Star Trek JJA: Second (Third & Fourth) Impressions: I've finally seen the Star Trek JJA movie on DVD, three times in fact, once with the commentary. How have my initial impressions changed? I like Ben Cross as Sarek and the Sulu and Chekov actors better, so I'm even more impressed with the acting. They created characters with a lot of heart. I was impressed with director Abrams inventiveness, energy and willingness to take chances in the visual presentation.

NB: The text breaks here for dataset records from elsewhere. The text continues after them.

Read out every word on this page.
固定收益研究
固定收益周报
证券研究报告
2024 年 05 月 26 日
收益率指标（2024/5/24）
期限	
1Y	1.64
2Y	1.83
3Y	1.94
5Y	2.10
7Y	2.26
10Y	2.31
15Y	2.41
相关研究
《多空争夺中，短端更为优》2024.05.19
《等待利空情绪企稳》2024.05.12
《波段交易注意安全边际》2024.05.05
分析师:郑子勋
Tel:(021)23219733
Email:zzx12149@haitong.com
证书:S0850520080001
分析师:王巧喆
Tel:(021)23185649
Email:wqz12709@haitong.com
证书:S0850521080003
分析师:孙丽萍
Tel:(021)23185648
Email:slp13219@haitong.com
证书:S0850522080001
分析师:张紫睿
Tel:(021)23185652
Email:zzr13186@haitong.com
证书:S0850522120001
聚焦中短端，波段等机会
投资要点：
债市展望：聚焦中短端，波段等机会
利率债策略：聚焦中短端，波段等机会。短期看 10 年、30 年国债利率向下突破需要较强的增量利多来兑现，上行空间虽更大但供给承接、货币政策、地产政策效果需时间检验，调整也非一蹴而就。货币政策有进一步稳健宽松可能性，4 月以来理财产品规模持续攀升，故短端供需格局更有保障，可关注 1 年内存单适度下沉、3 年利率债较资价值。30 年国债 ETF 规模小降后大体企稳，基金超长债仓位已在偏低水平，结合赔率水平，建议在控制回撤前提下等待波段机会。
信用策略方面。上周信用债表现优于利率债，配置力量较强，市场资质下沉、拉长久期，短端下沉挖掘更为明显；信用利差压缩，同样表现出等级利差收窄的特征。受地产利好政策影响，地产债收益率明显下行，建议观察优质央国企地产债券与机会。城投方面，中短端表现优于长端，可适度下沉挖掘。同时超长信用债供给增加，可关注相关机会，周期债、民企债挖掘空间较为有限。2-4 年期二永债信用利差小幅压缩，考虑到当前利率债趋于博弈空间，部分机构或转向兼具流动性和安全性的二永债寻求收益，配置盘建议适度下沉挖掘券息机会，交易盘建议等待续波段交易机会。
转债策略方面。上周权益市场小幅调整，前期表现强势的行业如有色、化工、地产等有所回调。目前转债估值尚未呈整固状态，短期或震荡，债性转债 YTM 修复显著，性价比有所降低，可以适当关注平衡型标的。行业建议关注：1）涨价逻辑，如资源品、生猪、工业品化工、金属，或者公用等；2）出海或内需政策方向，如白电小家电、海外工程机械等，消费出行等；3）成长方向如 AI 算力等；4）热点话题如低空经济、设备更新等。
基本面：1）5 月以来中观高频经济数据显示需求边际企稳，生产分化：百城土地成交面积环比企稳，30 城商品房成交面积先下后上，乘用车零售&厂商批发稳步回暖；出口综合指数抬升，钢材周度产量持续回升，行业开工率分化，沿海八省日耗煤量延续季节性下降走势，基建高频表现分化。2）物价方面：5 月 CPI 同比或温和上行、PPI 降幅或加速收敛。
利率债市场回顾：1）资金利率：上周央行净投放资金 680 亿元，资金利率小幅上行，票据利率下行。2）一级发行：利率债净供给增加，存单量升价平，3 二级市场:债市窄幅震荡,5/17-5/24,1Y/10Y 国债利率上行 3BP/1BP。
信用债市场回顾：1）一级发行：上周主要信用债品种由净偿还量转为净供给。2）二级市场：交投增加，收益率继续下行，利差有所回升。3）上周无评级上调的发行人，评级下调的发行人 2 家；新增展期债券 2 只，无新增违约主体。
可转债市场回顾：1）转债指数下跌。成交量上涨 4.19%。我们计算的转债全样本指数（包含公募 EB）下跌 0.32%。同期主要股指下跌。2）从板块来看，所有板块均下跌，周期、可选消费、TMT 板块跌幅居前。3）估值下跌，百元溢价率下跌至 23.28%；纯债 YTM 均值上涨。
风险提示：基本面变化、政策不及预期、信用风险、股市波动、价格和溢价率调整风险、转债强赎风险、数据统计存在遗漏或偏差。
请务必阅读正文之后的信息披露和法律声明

And I take note that Abrams' points of reference are primarily the Star Wars cycle, Indiana Jones and movies since, not past Trek films (except for a homage to the first.) So unless he was being disingenuous on the commentary, the many echoes of past Trek movies were accidental or in the screenplay. When they explained some choices, it was as if they were reinventing the wheel--either duplicating what was done in past Trek or considering and rejecting that choice.
On the basis of the commentary and the featurette, Abrams is enthusiastic and very present--the kind of person who inspires some, and exhausts others with his always on, always the center of attention personality. He also apparently doesn't know the meaning of the word "favorite." He has about 100 favorite shots, scenes and moments.
As for the movie's story, I still find it underwhelming. The pace and momentum of the film, plus the generally effective character moments, keep me watching, and on its own terms the story pretty much holds together. But what is at its center? Personal vengeance is the primary motivation of both the villain Nero and the hero Spock. That Nero could sustain that level of emotion for 25 years is mostly incredible. That he retains the loyalty of his crew for 25 years while apparently keeping them in the dark as to his plans and intent, is really incredible. He's a cardboard villain with cookie cutter motivation: a cliche.
As for the hero Kirk, what does he actually do that's heroic in this movie? He spends most of the time getting beat up. He loses most fights, is rescued from others, and wins one. I've revised my count of how many times he is literally hanging onto the "cliff" or slippery surface, from three to five. So I get it that he hangs in (or hangs on) but is that all there is? He has the makings of a leader--he's quick and intuitive, and action-oriented, and he listens to his bridge crew--but his heroism in this movie seems to be limited to enduring getting beat up. Spock certainly seems to come around to Kirk as the captain suddenly, and if that's motivated, it escaped me--four time.
I haven't seen the deleted scenes yet--I'll have to check whether there is a rentable disk that includes them.